В глазах строителей империи люди являются не людьми, а инструментами.

Наполеон Бонапарт

Я смерил взглядом почтительного незнакомца. Честно говоря, мы ожидали увидеть здесь не его, но, в конце концов, эпоха романтизма диктовала свои условности, и возвышенность нравов требовала покровов таинственности для самых обыденных дел.

– Шо, – послышался насмешливый голос Лиса, – гонец из Пизы?

Пришедший бросил на моего спутника недоуменный взгляд, но сделал вид, что прозвучавшие слова к нему не относятся.

– Этот господин с вами?

– Конечно, – пожал плечами я. – Вас что же, не предупредили?

– Нет. – Человек в лисьей шубе отрицательно покачал головой. – Мне было велено встретить вас здесь и проводить в нужное место. Полагаю, нет нужды знать ни имен, ни обстоятельств. Поверьте, моя скромность хорошо оплачена.

– Что ж, – я расправил грудную клетку, – в таком случае не будем медлить. В путь, таинственный проводник!

Немногословный гость сделал короткий жест рукой, призывая нас от теплого очага на мороз.

Навьюченные кони проваливались в глубокий снег, а потому ехать верхом не представлялось возможным. Оставалось двигаться пешком, ведя коней в поводу. Скрип под сапогами свидетельствовал о том, что температура воздуха продолжала падать, а уходящее солнце наводило на мысль о морозе, который из «скрипучего» вскоре намеревался стать «трескучим».

– Невольно чувствую себя партизаном Ковпака, – на чистейшем иностранном языке вещал Лис, не желая смущать откровениями нашего гида. – Буквально от Карпат до Путивля! Так и вижу: щас появится железная дорога, фрицы пачками, а мы, затаившись под красным флагом, конспиративно рвем железку в клочья. И потом из автоматов – «тра-та-та-та»! Получи, фашист, крестов на память! Я в детстве читал об этом с большим удовольствием.

– Не забывай, что фрицы здесь на нашей стороне. – Я поспешил восстановить историческую справедливость.

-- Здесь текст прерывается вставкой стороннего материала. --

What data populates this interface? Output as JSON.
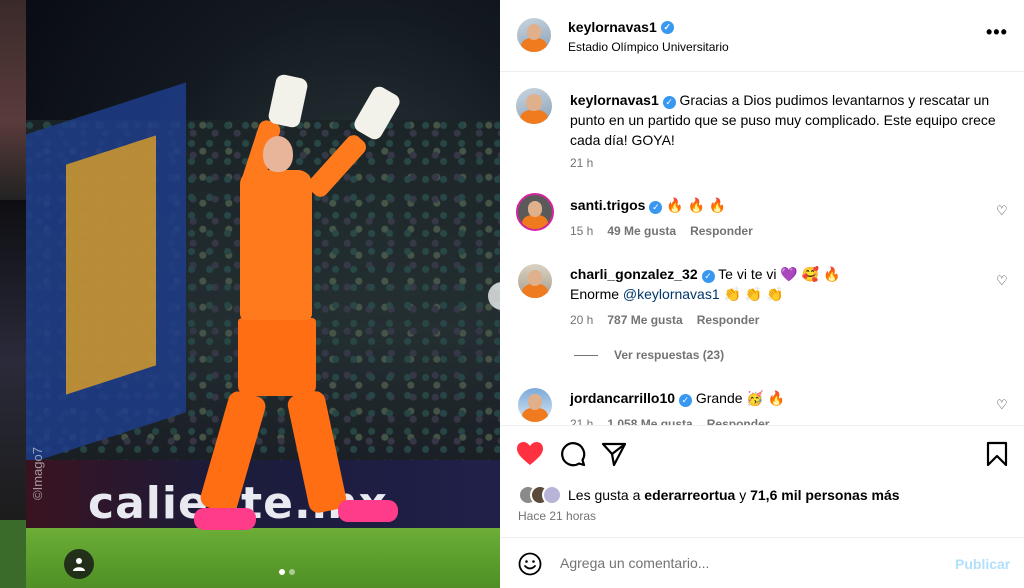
{
  "post": {
    "username": "keylornavas1",
    "location": "Estadio Olímpico Universitario",
    "more_label": "•••",
    "photo_watermark": "©Imago7",
    "banner_text": "caliente.mx",
    "caption": "Gracias a Dios pudimos levantarnos y rescatar un punto en un partido que se puso muy complicado. Este equipo crece cada día! GOYA!",
    "caption_time": "21 h",
    "carousel_total": 2,
    "carousel_active": 1
  },
  "comments": [
    {
      "username": "santi.trigos",
      "text": "🔥 🔥 🔥",
      "time": "15 h",
      "likes": "49 Me gusta",
      "reply_label": "Responder"
    },
    {
      "username": "charli_gonzalez_32",
      "text": "Te vi te vi 💜 🥰 🔥",
      "line2_mention": "@keylornavas1",
      "line2_text": "👏 👏 👏",
      "line2_prefix": "Enorme",
      "time": "20 h",
      "likes": "787 Me gusta",
      "reply_label": "Responder",
      "view_replies": "Ver respuestas (23)"
    },
    {
      "username": "jordancarrillo10",
      "text": "Grande 🥳 🔥",
      "time": "21 h",
      "likes": "1.058 Me gusta",
      "reply_label": "Responder"
    }
  ],
  "actions": {
    "liked": true,
    "like_color": "#ff3040",
    "likes_prefix": "Les gusta a",
    "likes_user": "ederarreortua",
    "likes_mid": "y",
    "likes_rest": "71,6 mil personas más",
    "posted_when": "Hace 21 horas"
  },
  "add_comment": {
    "placeholder": "Agrega un comentario...",
    "publish_label": "Publicar"
  },
  "colors": {
    "verified": "#3897f0",
    "publish_disabled": "#b2dffc",
    "muted": "#737373"
  }
}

– Да ну, это частности, – отмахнулся мой напарник. – А если честно, меня это печальное обстоятельство круто напрягает. Война, конечно, давно была, но вот не люблю я немцев, хоть тресни.

– Сергей, – пристыдил его я, – это было в другом мире, другие люди. К тому же здесь той войны еще не было и она, вполне может быть, не произойдет. А кроме того, мы не в Германии, а в Австрии.

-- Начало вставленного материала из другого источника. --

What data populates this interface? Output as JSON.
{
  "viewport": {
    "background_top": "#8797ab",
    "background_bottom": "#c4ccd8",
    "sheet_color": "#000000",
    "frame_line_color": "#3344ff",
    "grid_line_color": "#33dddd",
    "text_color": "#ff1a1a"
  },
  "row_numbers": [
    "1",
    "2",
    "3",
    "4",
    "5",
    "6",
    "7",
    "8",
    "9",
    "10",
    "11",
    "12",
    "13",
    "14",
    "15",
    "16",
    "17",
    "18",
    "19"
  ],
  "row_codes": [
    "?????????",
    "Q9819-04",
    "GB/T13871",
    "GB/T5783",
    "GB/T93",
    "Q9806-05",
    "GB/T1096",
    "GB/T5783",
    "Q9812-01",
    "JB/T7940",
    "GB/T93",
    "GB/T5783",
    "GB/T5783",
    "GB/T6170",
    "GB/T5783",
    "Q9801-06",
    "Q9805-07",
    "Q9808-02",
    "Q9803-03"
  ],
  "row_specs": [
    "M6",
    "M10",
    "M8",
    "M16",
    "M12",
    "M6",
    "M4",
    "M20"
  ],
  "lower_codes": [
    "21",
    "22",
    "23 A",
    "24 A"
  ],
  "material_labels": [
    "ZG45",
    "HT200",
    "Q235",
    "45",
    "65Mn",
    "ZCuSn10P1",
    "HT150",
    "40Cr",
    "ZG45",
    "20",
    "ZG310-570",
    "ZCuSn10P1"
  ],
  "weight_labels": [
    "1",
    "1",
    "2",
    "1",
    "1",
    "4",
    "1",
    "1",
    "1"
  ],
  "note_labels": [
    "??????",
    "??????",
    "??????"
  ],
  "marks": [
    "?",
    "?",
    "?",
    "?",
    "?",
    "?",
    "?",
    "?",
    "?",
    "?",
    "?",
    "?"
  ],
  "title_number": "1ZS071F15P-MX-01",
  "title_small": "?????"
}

– Спасибо за географическую справку, – поморщился Лис. – Между прочим, фюрер тоже австрияком был.

– При чем здесь это? – спросил я в недоумении.

– Ни при чем, к слову пришлось. Хотя нет, при чем! Вот скажи, куда нас ведет этот доморощенный Сусанин? Какого рожна твоей княгине потребовалась такая конспирация? Она что же, в память о муже решила повторить в нашем исполнении переход Суворова через Альпы?

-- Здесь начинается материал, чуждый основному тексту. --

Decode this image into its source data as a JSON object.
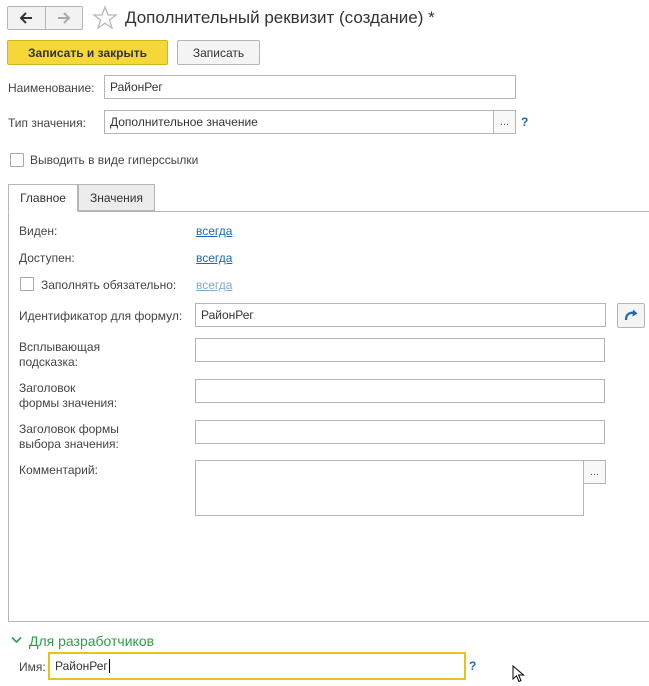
{
  "window": {
    "title": "Дополнительный реквизит (создание) *"
  },
  "toolbar": {
    "back_icon": "arrow-left-icon",
    "forward_icon": "arrow-right-icon",
    "favorite_icon": "star-icon",
    "save_close_label": "Записать и закрыть",
    "save_label": "Записать"
  },
  "form": {
    "name_label": "Наименование:",
    "name_value": "РайонРег",
    "type_label": "Тип значения:",
    "type_value": "Дополнительное значение",
    "select_button": "...",
    "help": "?",
    "hyperlink_checkbox_label": "Выводить в виде гиперссылки"
  },
  "tabs": [
    {
      "label": "Главное",
      "active": true
    },
    {
      "label": "Значения",
      "active": false
    }
  ],
  "main": {
    "visible_label": "Виден:",
    "visible_value": "всегда",
    "available_label": "Доступен:",
    "available_value": "всегда",
    "required_label": "Заполнять обязательно:",
    "required_value": "всегда",
    "formula_id_label": "Идентификатор для формул:",
    "formula_id_value": "РайонРег",
    "tooltip_label_line1": "Всплывающая",
    "tooltip_label_line2": "подсказка:",
    "tooltip_value": "",
    "value_form_title_line1": "Заголовок",
    "value_form_title_line2": "формы значения:",
    "value_form_title_value": "",
    "choice_form_title_line1": "Заголовок формы",
    "choice_form_title_line2": "выбора значения:",
    "choice_form_title_value": "",
    "comment_label": "Комментарий:",
    "comment_value": "",
    "comment_button": "..."
  },
  "developers": {
    "group_title": "Для разработчиков",
    "name_label": "Имя:",
    "name_value": "РайонРег",
    "help": "?"
  },
  "colors": {
    "primary_button": "#f5d73a",
    "link": "#1c68b5",
    "group_title": "#2f9d48",
    "focus_border": "#e8c21a"
  }
}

– В каком смысле? – не понял я.

– А в таком, что к дороге следовало бы спускаться вниз, а мы шо те пингвины – гребем по снегу в горы. Это нормально?

– Ты же знаешь, в горах прямая дорога не самая короткая.

Лис только вздохнул, подергивая уздечку своего коня:

– Ну, шо ты тормозишь? Иди, неживой, а то, глядишь, на фрицевскую засаду нарвемся.

Уже было совсем темно, когда дорога через заснеженный лес вывела нас к распадку, по которому четко прорисовывалась колея от полозьев саней.

– Уже недолго. Скоро прибудем, – обнадежил нас проводник, и это была самая длинная фраза, которую он произнес за время пути.

Действительно, не прошло и двадцати минут, как за поворотом, должно быть, пересохшего в незапамятные времена горного потока перед нами возник небольшой, аккуратный, точно сошедший с рекламной открытки замок. Несмотря на его удлиненные готические формы, мне отчего-то казалось, что это тоже дань романтической моде, и построен он каким-нибудь чудаковатым аристократом совсем недавно.

В замке, вероятно, нас уже давно ждали. Едва мы поравнялись с воротами, как они без всякого сигнала или окрика отворились, и слуги, судя по манере действовать безмолвно – близкие родственники нашего провожатого, приняли заледеневшие поводья из рук гостей.

– Зачудительное место для свидания, – оглядываясь, констатировал Лис. – Капитан, ты, часом, не знаешь, зачем ее светлости понадобилась такая драматическая обстановка? Шо ты ей такого наговорил в мое отсутствие?